Using a mathematical model called a Markov model, we combine the utility scores and probabilities and other factors to determine the average benefit to someone with a disease who takes the drug we are evaluating. We calculate that benefit over the course of the treatment, and end up with the increase in QALYs caused by the drug.
The next thing we do is look at the costs to society as a result of each outcome. Most obviously we have to look at the cost of paying for the drug treatments, but then we also have to take into account the total cost of each possible outcome associated with both receiving treatment and not receiving treatment.
For example, in eye-care, we also have to consider the costs to the healthcare system if a patient went blind, including personal assistance, patient education and continuing medical care. In this case, the blindness could have been caused by adverse effect of the drug or through not taking the drug at all.

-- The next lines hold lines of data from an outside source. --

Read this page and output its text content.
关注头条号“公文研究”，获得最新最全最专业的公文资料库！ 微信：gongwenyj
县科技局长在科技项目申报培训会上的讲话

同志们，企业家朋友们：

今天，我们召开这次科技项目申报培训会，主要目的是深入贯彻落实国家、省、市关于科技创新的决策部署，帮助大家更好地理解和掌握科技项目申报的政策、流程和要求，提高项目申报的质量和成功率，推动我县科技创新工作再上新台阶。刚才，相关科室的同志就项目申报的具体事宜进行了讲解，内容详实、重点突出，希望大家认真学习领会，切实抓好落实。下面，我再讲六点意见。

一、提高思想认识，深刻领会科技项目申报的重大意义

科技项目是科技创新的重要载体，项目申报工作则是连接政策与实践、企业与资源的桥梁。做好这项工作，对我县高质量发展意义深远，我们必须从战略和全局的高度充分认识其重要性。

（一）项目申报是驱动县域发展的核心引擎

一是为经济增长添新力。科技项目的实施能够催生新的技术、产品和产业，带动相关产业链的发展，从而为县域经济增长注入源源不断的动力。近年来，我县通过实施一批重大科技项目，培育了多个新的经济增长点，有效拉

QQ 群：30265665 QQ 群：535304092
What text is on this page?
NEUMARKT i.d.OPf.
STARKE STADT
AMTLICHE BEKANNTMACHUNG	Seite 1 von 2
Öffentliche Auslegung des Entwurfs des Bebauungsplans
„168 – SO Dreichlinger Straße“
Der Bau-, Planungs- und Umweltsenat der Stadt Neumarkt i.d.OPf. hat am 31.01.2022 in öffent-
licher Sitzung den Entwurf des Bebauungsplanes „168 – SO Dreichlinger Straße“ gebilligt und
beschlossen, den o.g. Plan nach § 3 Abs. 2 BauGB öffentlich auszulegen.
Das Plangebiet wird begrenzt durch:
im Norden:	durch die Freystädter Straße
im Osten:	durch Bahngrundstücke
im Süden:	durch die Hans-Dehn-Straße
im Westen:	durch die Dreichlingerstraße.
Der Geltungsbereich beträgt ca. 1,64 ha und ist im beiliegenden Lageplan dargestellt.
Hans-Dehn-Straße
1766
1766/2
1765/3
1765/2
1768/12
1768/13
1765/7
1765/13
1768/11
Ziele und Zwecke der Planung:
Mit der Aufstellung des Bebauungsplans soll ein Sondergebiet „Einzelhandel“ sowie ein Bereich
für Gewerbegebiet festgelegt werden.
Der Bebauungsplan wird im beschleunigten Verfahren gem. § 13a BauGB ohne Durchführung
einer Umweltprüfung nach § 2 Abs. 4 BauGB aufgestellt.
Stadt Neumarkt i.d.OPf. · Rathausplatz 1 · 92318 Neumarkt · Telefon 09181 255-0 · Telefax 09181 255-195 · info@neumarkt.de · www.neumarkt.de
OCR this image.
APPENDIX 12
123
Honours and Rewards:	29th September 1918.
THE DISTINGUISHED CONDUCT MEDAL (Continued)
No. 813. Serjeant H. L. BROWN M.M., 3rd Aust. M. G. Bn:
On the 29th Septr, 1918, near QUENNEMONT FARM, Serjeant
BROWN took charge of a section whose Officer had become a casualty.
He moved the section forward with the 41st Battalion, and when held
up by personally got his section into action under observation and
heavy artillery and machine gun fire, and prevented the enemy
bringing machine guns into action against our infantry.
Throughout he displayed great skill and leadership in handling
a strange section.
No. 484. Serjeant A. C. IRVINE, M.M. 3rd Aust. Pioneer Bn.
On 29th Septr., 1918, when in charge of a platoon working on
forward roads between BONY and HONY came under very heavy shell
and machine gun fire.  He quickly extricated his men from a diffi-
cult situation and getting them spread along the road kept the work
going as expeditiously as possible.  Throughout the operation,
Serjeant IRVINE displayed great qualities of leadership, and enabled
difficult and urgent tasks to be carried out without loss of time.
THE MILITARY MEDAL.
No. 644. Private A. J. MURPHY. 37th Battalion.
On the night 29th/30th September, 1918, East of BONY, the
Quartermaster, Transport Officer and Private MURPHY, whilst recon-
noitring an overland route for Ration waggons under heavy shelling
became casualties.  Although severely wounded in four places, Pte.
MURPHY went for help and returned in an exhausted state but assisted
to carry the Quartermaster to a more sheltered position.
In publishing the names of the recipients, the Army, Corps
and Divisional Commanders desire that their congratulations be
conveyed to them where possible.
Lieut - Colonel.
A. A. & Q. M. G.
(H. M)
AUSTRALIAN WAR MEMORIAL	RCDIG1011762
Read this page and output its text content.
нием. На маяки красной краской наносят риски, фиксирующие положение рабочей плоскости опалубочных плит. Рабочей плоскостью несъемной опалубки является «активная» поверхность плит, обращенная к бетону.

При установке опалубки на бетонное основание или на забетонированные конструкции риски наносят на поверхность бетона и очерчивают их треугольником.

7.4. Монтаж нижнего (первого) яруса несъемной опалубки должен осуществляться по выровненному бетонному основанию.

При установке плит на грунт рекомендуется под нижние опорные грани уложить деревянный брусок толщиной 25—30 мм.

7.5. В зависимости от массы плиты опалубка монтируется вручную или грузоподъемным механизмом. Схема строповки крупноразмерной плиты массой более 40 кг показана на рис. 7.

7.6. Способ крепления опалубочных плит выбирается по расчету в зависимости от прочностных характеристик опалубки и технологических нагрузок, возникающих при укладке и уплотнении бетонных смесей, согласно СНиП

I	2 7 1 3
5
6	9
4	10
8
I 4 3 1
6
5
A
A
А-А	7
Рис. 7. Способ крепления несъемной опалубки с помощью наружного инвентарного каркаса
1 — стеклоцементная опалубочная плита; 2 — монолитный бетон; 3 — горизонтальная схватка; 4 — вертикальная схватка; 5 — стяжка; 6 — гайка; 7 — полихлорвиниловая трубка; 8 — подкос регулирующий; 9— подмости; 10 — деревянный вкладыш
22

Once we have determined the costs we can calculate the cost per QALY, or, how much does it cost us to gain the equivalent of a year in perfect health for a patient. This cost per QALY becomes a standardized metric to evaluate new interventions
The typical scenario is that a new intervention provides an improvement in the length or quality of life, but costs money. Then health economists and doctors argue it out as to whether government should pay for the intervention. Most governments fund things that cost less than $50,000 per QALY and do not pay for others that are more costly.
It is a complex analysis and we have only brushed the surface, but I hope I have been able to give you a small glimpse into how health economists work and how their analysis helps us run our healthcare system with a reasoned approach.